Shohag has an integer $n$. Please help him find an increasing integer sequence $1 \le a_1 \lt a_2 \lt \ldots \lt a_n \le 100$ such that $a_i \bmod i \neq a_j \bmod j$ $^{\text{∗}}$ is satisfied over all pairs $1 \le i \lt j \le n$.

It can be shown that such a sequence always exists under the given constraints.

$^{\text{∗}}$$a \bmod b$ denotes the remainder of $a$ after division by $b$. For example, $7 \bmod 3 = 1, 8 \bmod 4 = 0$ and $69 \bmod 10 = 9$.

Input

The first line contains a single integer $t$ ($1 \le t \le 50$) — the number of test cases.

The first and only line of each test case contains an integer $n$ ($2 \le n \le 50$).

Output

For each test case, print $n$ integers — the integer sequence that satisfies the conditions mentioned in the statement.
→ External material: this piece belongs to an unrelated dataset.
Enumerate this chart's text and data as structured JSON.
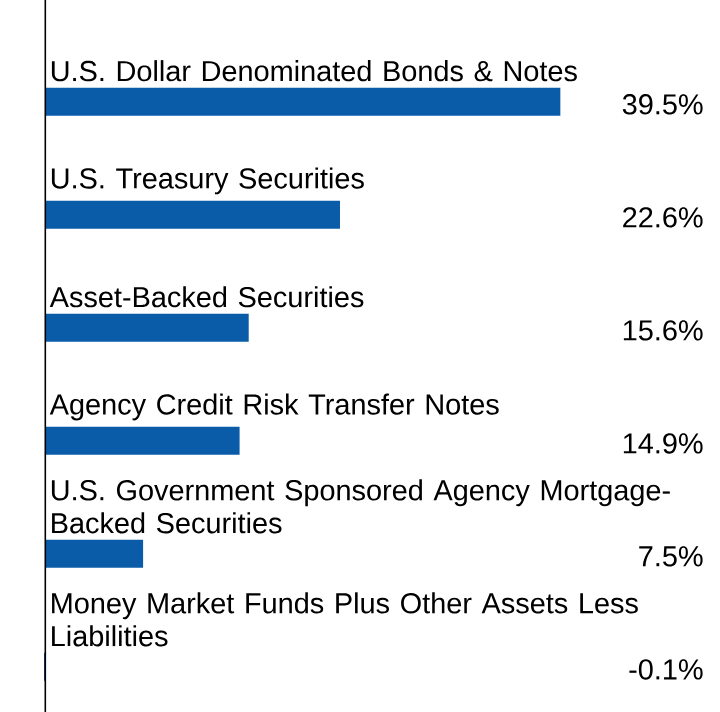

If there are multiple such sequences, output any.

Note

In the first test case, the sequence is increasing, values are from $1$ to $100$ and each pair of indices satisfies the condition mentioned in the statement:

• For pair $(1, 2)$, $a_1 \bmod 1 = 2 \bmod 1 = 0$, and $a_2 \bmod 2 = 7 \bmod 2 = 1$. So they are different.
• For pair $(1, 3)$, $a_1 \bmod 1 = 2 \bmod 1 = 0$, and $a_3 \bmod 3 = 8 \bmod 3 = 2$. So they are different.
• For pair $(2, 3)$, $a_2 \bmod 2 = 7 \bmod 2 = 1$, and $a_3 \bmod 3 = 8 \bmod 3 = 2$. So they are different.

Note that you do not necessarily have to print the exact same sequence, you can print any other sequence as long as it satisfies the necessary conditions.

Samples

2
3
6

2 7 8
2 3 32 35 69 95